Kurban Bayramı’nı rahat geçirmenizi sağlayacak 10 öneri

Kurban eti porsiyonlarına dikkat!

Prof. Dr. Binnur Şimşek

Bayramda sevdiklerimizle büyük sofralarda buluşacak, bol bol sohbet ederken belki biraz da fazla kaçıracağız. Kızartma, tatlı, hamur işinin yanında Kurban Bayramı’nda sindirimi zor olan et tüketimi de artıyor. Yeni kesilmiş hayvanların etlerindeki sertlik hem pişirme sırasında hem de sindirimde zorluk yaratacağını söyleyen Liv Hospital Gastroenteroloji Uzmanı Prof. Dr. Binnur Şimşek, “Özellikle mide ve bağırsak hastalığı olan kişiler kurban etlerini hemen tüketmemeli, buzdolabında birkaç gün beklettikten sonra, tercihen haşlama yöntemi ile pişirerek tüketmelidir. Yağlı etlerin doymuş yağ ve kolesterol içeriği daha yüksek olduğundan kalp-damar hastalığı, diyabet, hipertansiyonu olanlar yağsız ya da az yağlı etleri tercih etmelidir. Kısıtlı miktarlarda et tüketmeli, aşırıya kaçmamalıdır” diyor.

Şimşek, bayramı rahat geçirmenin püf noktalarını anlattı.

1-Kurban eti yenmeden önce kahvaltı yapılmalı

Kurban Bayramı sabahında mutlaka hafif bir kahvaltı yapılmalıdır. Aç karna sindirimi zor olan etin tüketimi midede hazımsızlık ve ağrı şikayetlerine yol açabilir.

2-Günlük sıvı alımını 2.5-3 litre düzeyinde tutup, fazla çay-kahve, gazlı içecekler tüketmekten kaçının.

Her zaman olduğu gibi en sağlıklı içeceğimiz su… Hazmı kolaylaştırır, tokluk hissini artırabilir.
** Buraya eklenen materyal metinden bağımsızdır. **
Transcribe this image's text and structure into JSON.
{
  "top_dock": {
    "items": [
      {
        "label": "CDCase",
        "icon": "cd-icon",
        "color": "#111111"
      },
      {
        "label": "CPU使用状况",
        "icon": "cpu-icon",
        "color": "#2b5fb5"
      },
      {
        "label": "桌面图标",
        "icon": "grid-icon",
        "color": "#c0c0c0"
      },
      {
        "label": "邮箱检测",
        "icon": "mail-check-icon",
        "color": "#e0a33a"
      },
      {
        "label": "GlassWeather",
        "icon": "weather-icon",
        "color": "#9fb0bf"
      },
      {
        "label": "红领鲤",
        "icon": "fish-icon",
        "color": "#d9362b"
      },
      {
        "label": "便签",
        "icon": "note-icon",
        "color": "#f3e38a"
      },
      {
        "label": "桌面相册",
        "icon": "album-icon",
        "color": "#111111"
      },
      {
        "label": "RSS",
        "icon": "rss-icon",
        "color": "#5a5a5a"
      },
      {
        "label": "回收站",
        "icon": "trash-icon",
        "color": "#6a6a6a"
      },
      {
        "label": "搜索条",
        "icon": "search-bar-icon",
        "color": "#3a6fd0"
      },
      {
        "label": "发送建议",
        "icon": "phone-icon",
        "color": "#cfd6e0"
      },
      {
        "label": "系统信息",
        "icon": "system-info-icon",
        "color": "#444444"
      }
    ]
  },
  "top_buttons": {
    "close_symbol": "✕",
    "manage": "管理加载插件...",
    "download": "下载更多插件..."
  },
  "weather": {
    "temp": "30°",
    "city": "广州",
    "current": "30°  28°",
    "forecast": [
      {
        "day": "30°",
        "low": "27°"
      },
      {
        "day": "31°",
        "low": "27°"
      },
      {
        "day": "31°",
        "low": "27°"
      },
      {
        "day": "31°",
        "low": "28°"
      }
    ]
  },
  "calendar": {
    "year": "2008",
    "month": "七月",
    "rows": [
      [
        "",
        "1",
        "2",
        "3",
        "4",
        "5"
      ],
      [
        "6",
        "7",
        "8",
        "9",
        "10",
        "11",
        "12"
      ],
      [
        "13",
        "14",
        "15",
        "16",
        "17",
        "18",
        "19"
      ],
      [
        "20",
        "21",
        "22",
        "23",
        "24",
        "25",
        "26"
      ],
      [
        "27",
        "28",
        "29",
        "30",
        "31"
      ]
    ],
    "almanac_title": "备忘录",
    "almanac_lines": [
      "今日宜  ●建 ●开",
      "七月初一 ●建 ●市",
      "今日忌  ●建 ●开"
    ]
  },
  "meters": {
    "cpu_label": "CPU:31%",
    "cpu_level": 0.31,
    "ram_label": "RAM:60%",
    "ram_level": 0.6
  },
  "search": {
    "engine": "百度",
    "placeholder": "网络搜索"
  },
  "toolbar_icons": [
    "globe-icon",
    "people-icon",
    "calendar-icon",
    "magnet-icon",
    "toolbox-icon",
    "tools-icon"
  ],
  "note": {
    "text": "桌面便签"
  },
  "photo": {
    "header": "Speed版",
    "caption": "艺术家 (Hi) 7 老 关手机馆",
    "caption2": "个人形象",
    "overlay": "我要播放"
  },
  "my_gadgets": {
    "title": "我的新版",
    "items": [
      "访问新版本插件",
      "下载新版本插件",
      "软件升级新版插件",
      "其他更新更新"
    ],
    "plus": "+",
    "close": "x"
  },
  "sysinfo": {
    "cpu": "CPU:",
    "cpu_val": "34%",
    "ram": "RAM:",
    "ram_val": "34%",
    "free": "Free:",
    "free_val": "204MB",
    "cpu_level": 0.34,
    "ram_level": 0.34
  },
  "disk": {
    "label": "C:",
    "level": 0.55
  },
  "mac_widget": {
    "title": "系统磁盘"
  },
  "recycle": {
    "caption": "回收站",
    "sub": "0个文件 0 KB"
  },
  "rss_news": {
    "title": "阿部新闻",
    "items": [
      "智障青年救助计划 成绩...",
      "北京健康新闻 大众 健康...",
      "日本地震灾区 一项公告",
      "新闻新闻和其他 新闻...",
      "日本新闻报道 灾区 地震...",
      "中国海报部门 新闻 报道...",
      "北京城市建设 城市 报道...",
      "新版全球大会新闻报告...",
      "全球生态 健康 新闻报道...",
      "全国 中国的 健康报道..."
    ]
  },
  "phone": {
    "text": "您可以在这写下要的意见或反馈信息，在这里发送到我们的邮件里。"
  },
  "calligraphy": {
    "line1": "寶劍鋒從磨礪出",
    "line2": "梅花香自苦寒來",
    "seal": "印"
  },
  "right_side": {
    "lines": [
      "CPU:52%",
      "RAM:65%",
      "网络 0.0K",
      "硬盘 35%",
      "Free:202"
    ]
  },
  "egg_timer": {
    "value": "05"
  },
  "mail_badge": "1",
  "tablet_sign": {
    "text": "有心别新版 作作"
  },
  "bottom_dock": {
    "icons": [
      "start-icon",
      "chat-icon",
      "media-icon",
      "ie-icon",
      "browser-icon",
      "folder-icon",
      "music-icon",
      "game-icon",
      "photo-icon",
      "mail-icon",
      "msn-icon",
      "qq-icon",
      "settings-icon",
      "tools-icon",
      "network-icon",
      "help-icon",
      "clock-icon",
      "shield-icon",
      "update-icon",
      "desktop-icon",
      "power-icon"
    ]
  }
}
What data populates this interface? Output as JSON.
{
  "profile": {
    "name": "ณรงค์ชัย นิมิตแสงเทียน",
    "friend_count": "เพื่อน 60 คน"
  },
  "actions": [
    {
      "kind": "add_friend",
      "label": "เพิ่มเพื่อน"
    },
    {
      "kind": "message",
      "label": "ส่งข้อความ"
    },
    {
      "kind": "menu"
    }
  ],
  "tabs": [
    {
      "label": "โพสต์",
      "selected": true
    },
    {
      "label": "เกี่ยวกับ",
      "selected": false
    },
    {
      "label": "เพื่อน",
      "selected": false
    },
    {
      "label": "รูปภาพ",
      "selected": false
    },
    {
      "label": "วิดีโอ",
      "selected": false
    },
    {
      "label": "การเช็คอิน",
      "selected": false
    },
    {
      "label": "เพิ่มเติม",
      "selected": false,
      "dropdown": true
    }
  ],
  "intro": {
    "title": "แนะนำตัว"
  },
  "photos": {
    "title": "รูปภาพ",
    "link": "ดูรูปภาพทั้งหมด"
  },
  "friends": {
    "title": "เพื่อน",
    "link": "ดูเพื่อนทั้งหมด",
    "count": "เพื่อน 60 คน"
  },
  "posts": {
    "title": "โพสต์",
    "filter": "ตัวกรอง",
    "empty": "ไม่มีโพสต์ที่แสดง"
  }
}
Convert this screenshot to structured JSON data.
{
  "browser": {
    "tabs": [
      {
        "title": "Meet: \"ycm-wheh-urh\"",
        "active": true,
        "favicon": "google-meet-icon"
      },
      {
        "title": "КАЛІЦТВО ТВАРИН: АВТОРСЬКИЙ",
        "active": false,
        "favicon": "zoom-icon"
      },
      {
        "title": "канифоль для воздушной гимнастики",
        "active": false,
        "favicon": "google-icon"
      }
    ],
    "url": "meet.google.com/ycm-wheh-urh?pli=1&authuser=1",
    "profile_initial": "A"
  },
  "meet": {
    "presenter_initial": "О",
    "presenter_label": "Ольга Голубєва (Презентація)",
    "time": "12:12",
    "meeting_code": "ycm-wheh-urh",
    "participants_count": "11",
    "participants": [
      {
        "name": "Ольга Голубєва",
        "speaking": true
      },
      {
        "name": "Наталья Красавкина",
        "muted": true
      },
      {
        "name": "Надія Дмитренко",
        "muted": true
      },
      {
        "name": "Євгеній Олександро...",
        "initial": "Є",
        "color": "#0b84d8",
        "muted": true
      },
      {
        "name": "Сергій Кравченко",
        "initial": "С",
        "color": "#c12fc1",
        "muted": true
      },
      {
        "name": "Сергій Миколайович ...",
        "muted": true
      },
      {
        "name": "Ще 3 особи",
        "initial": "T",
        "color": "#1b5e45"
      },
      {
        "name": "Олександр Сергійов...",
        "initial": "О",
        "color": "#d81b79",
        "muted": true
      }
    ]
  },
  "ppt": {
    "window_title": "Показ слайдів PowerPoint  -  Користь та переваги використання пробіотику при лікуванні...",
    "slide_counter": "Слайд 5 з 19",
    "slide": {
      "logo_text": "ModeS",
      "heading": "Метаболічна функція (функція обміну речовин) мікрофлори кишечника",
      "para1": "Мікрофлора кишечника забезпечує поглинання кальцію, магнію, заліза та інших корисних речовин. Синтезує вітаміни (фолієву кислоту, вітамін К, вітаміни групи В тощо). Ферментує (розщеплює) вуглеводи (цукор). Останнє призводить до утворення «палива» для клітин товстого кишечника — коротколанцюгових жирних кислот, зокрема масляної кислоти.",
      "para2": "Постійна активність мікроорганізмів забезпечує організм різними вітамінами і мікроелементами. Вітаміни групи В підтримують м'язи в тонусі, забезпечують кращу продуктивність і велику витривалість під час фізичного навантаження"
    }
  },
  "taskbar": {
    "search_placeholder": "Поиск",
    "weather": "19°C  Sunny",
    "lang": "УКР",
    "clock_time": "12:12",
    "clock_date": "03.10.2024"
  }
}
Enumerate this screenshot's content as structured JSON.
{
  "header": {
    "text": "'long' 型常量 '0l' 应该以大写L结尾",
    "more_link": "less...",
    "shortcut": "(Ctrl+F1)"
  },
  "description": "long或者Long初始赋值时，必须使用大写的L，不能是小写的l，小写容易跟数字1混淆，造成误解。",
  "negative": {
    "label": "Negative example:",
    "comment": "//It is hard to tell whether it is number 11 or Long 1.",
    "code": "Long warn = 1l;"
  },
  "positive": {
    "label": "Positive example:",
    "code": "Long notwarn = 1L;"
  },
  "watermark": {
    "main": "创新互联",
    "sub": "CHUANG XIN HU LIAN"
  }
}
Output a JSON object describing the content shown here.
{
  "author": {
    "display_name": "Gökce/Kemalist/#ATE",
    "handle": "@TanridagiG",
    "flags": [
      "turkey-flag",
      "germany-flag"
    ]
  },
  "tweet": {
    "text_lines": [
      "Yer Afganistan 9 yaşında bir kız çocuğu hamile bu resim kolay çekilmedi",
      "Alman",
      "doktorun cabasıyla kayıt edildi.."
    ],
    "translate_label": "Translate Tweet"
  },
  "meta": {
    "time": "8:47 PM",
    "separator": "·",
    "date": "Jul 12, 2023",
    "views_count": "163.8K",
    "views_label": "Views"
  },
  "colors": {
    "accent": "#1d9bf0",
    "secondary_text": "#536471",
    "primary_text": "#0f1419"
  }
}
Bayram ikramların vazgeçilmezi olan kahve ve çay gibi yoğun kafein içeren içeceklerden mümkün olduğunca kaçınmalıdır. Eğer reddedemiyor veya vazgeçemiyorsak, açık çay ve düşük kafeinli kahve tüketmeye çalışmalıyız. Hazır meşrubatlar, gazlı içecekler ve soda içmek, hazmı kolaylaştırmaz, tuz yükü ve gereksiz şeker kaynağı oluşturan içeceklerdir. Et ve et yemekleriyle en iyi uyum sağlayacak içecekler su ve ayrandır.

3-Reflüyü tetikleyen besinlerin uzak durun.

Reflüden korunmak için katkı maddesi bol olan gıdalardan, kızartmalar ve yağlı besinlerden tüketiminden uzak durmalıyız.

4-İkramlarda sunulan tatlıların çeyreğini tüketin.

Bayram ikramlarının en önemlilerinden biri de baklava, revani, kadayıf, tulumba tatlısı gibi geleneksel şerbetli tatlılardır. Bir de buna et eklenince, ikram tabağı sindirimi son derece zor gıdalarla dolmaktadır. Karbonhidrat ve yağ içeriği çok yüksek ve kuşkusuz lezzeti de vazgeçilmez bu besinlerin her misafirlikte bolca tüketilmesi sonucu hem ciddi kilo alımı hem de reflü ve hazımsızlık şikayetleri ortaya çıkar. Bir porsiyonu geçmeyin.

5-Ana öğünleri aksatmayın, öncelikle tencere veya fırın yemeklerini tercih edin.

Günlük 3 ana öğünümüzü aksatmamalıyız. Pişirme usulümüz de sebze ve etlerin kendi suyu ve az miktarda yağ kullanılarak yapılan tencere yemekleri veya fırın yemekleri şeklinde olmalıdır. Kızartma ve ızgaraları tercih etmemeliyiz.

6-Ziyaretlere yürüyerek gidin, ikramları yavaş ve ölçülü yiyin.

Her bir ziyaretimizi mümkün olduğunca uzun tutmalı, ikramları yavaş ve ölçülü yemeliyiz. Aldığımız kalorilerin hiç olmazsa bir kısmını tüketmek için mümkün olduğunca yürüyerek gitmeyi tercih etmeliyiz. Bu küçük yürüme egzersizi aynı zamanda bağırsak sistemimizi de düzene sokup, sindirimi kolaylaştırabilir.

7-Glisemik indeksi düşük gıdalar tüketin.

Glisemik indeks; karbonhidratların kan şekeri üzerinde yarattığı etkidir. Daha hızlı kana karışıp kan şekerini yükselten karbonhidratların glisemik indeksi yüksektir. Glisemik indeksi ne kadar düşük olursa, o kadar uzun sürede tüketilen besin kana karışıp kandaki şeker oranını çok daha seviyeli bir şekilde yükseltir. Sindirim sistemimizi de çok yormazlar. Bu nedenle de glisemik indeksi düşük olan baklagiller, bulgur, şehriye, sebzeler, süt ve yoğurt gibi besinlere ana öğünlerimizde sıkça yer vermeliyiz.

8-Yemek sonrası hemen yatmayın.

Gün boyu ziyaretlerde bulunup yorulduğumuzda, eve dönüşte yemeği takiben hemen yatmak ihtiyacı içerisinde olabiliriz. Akşam yemeğini takiben 2-2.5 saat içerisinde yatmamalı, gerekirse rahat bir koltukta biraz zaman geçirmeliyiz. Aksi halde gece reflüleri de kaçınılmaz olacaktır.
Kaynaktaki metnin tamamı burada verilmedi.